As Alana wrote earlier today, according to the latest McClatchy-Marist poll:
Only 37 percent of registered voters approve of President Obama’s handling of the economy, his lowest rating ever.
By nearly 2-1 (61 percent v. 32 percent) voters disapprove of how he’s handling the federal budget deficit.
Fifty-eight percent of voters disapprove of Obama’s handling of the economy, comprising 60 percent of independents, 31 percent of Democrats and 91 percent of Republicans.
Not all the news was bleak for the president.
Fifty percent of voters said they had favorable impressions of him versus 44 percent who didn’t. By 2-1, Americans said today’s economic conditions mostly were something the president inherited rather than the result of his own policies. And overall, 45 percent said they approved of the job the president is doing, while 47 percent disapproved.
Overall, though, these numbers continue an alarming trend for the president.
“It’s a real caution sign … the four-year lease on the White House is very much dependent on how people end up looking at the economy,” said Lee Miringoff, director of the Marist Institute for Public Opinion, which performed the survey.
If Miringoff is right, then Obama’s lease on the White House may very well end on the first Tuesday in November 2012.

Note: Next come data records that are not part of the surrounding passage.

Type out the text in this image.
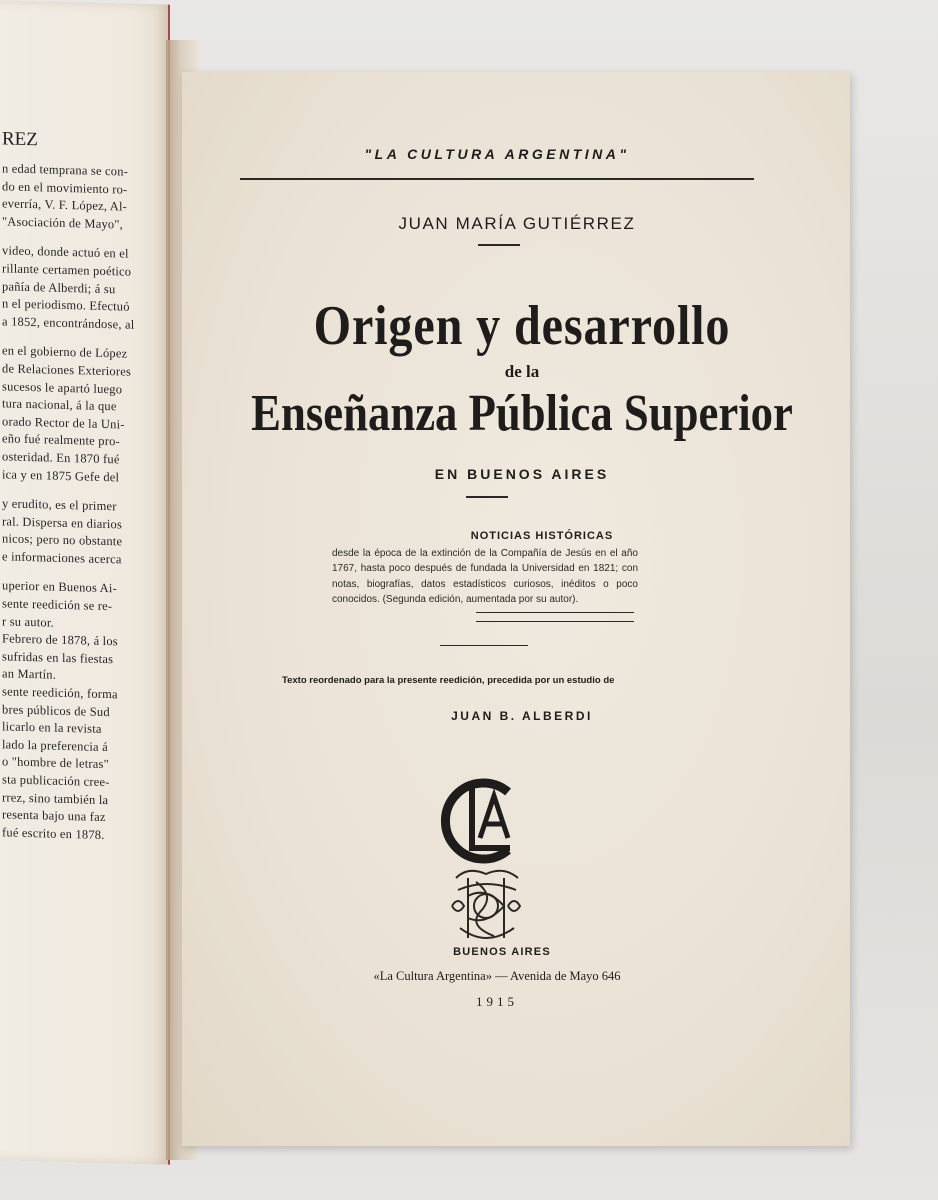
REZ
n edad temprana se con-
do en el movimiento ro-
everría, V. F. López, Al-
"Asociación de Mayo",
video, donde actuó en el
rillante certamen poético
pañía de Alberdi; á su
n el periodismo. Efectuó
a 1852, encontrándose, al
en el gobierno de López
de Relaciones Exteriores
sucesos le apartó luego
tura nacional, á la que
orado Rector de la Uni-
eño fué realmente pro-
osteridad. En 1870 fué
ica y en 1875 Gefe del
y erudito, es el primer
ral. Dispersa en diarios
nicos; pero no obstante
e informaciones acerca
uperior en Buenos Ai-
sente reedición se re-
r su autor.
Febrero de 1878, á los
sufridas en las fiestas
an Martín.
sente reedición, forma
bres públicos de Sud
licarlo en la revista
lado la preferencia á
o "hombre de letras"
sta publicación cree-
rrez, sino también la
resenta bajo una faz
fué escrito en 1878.
"LA CULTURA ARGENTINA"
JUAN MARÍA GUTIÉRREZ
Origen y desarrollo
de la
Enseñanza Pública Superior
EN BUENOS AIRES
NOTICIAS HISTÓRICAS
desde la época de la extinción de la Compañía de Jesús en el año 1767, hasta poco después de fundada la Universidad en 1821; con notas, biografías, datos estadísticos curiosos, inéditos o poco conocidos. (Segunda edición, aumentada por su autor).
Texto reordenado para la presente reedición, precedida por un estudio de
JUAN B. ALBERDI
BUENOS AIRES
«La Cultura Argentina» — Avenida de Mayo 646
1915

But of course what these articles reporting poll numbers never say (they just give a link to another page - how many people follow that link, I wonder) is that they are making these predictions based on talking to:
The poll of 1,003 adults, including 801 registered voters, was conducted June 15-23. The margin of error is plus or minus 3.0 percentage points for the entire sample and plus or minus 3.5 percentage points for registered voters.
I'm sorry, but polling a measly 1,000 people is not enough to make these kinds of assumptions! Not when there's bloodly 100 gazillion people in the US! Did these pollsters talk to blacks? Hispanics? People in poor towns who get their income from welfare?
It's time pollsters started talking to at least 10,000 people before even attempting to analyze what poll results mean, and it's time that articles reporting on these poll results actually put the number of people talked to in the first paragraph of the article. Space might be limited in paper-newspapers, but online newspapers have plenty of room to include this information.